5 crazy plans to end Wi-Fi deadspots
There are over 3 billion people who live without access to the internet so here are 5 crazy ideas that aim to bring the World Wide Web to everybody.
The creation of Wi-Fi and mobile hotspots has let us get the most out of the internet wherever we go, but it's all too easy to stumble on deadspots that halt productivity, even in the heart of a beating metropolis. Rural regions fare much worse, and over half the world still doesn't have access to the internet at all. So how do we overcome geography and poverty to get everyone connected?
Tech companies are bursting with amazing and ambitious ideas that could bring the internet to everybody, anywhere in the world, from hotspot hot air balloons to Wi-Fi satellites. Read on as we take a look at the most unusual ways that companies are cloaking the globe in internet reception.
X Project Loon
Project Loon is a concept developed by Google research and development subsidiary X, the department behind a number of massive projects, including the Waymo self-driving car. It's Project Loon that could make the biggest difference to people all around the world, however.
In effect, Project Loon is a network of balloons that fly through the stratosphere, using wireless routers high above the clouds to create networks across the surface of the Earth.

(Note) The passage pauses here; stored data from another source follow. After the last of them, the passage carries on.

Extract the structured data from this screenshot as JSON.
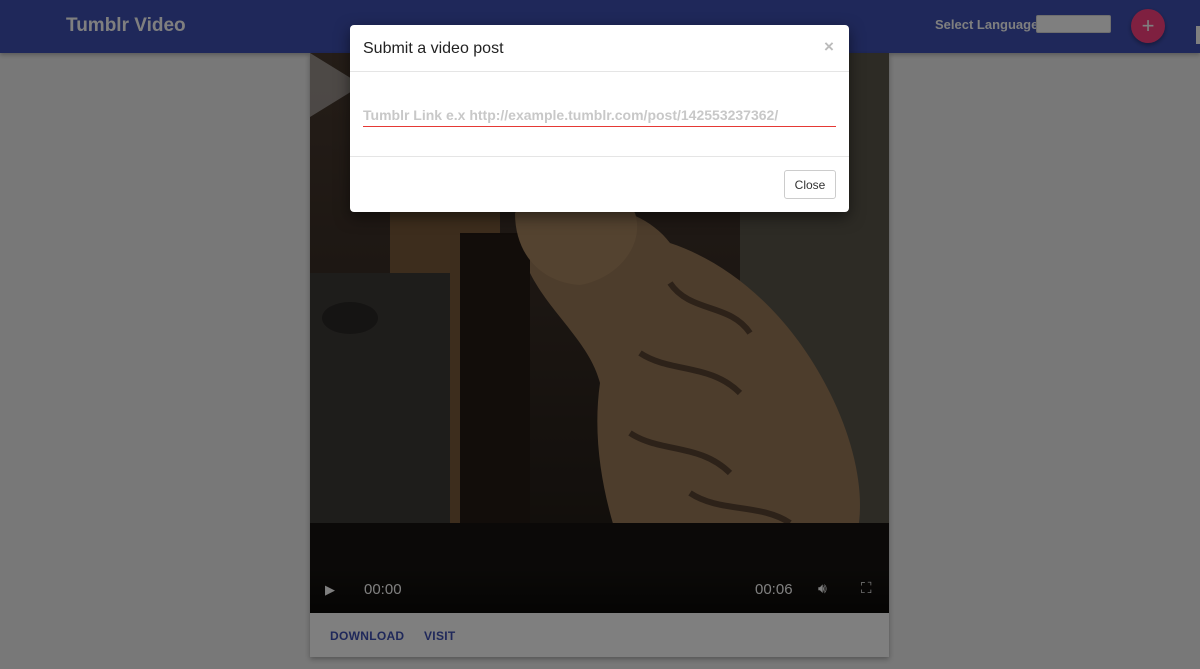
{
  "app": {
    "title": "Tumblr Video"
  },
  "header": {
    "language_label": "Select Language:",
    "language_value": "",
    "add_icon": "plus-icon",
    "add_symbol": "+"
  },
  "video": {
    "current_time": "00:00",
    "duration": "00:06",
    "play_icon": "play-icon",
    "volume_icon": "volume-icon",
    "fullscreen_icon": "fullscreen-icon",
    "big_play_icon": "big-play-icon"
  },
  "card_actions": {
    "download": "DOWNLOAD",
    "visit": "VISIT"
  },
  "modal": {
    "title": "Submit a video post",
    "close_x": "×",
    "input_placeholder": "Tumblr Link e.x http://example.tumblr.com/post/142553237362/",
    "input_value": "",
    "close_button": "Close"
  },
  "colors": {
    "primary": "#3f51b5",
    "accent": "#ff4081",
    "input_underline": "#e53935"
  }
}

While people in wealthier countries have come to take the internet for granted, X points out that more than half the planet is yet to get online, with Project Loon's balloon-based networks offering billions of people the prospect of connecting for the first time.
SpaceX Starlink satellites
Look at any cutting-edge technology from the past couple of years, where men and women are pushing the boundaries of what's possible, and Elon Musk’s name pops up again and again. The quest to bring internet to everybody is no different, with Musk's SpaceX company taking a similar route to Project Loon, but in this case replacing high altitude balloons with satellites, and lots of satellites at that.
SpaceX intends to create a constellation of nearly 12,000 satellites, with the network dubbed Starlink, and the aim is to deliver low cost global broadband for all, beamed through the air – no more routers and powerline adapters.
Starlink isn't the only platform that's looking to broaden access to the internet using satellites, with OneWeb aiming to launch as many as 900 Wi-Fi beaming satellites over the next decade. The company, backed by investors including Airbus, Bharti and and Richard Branson's Virgin, is aiming to make internet access available and affordable to everybody on the planet, not least the two million schools that are currently without broadband. Terminals on the ground will communicate with the satellites, emitting 3G, LTE, 5G and Wi-Fi signals to surrounding areas to offer high-speed broadband.
Facebook Aquila plane
Lots of the world's greatest tech minds have evidently come to the conclusion that the best way to beam broadband to the most remote parts of the planet is to use orbiting platforms, including balloons and satellites, but the jury is still out on what format strikes the best balance between cost and efficiency.
Facebook has taken a different route to its rivals above, with its Aquila drone running on solar power and navigating the planet at 60,000ft (18,288m). Facebook's drones will be made out of carbon fibre, weigh less than 450kg and communicate with each other by laser, flying for months at a time without manned assistance.
With the likes of Facebook and Google involved in bringing broadband to everyone, it's no surprise to see that Microsoft is also getting in on the action.
Microsoft's 4Africa concept provides a completely different way of putting an end to internet deadspots, aiming to connect millions of people in Africa to the internet by using unassigned frequencies in television broadcast bands, which covers up to four times the distance of traditional Wi-Fi – and at lower costs. The use of previously unused broadcast bands isn't the only innovative thing about 4Africa, either, with pilot schemes also using solar-powered base stations to connect schools, libraries and healthcare clinics in deprived areas.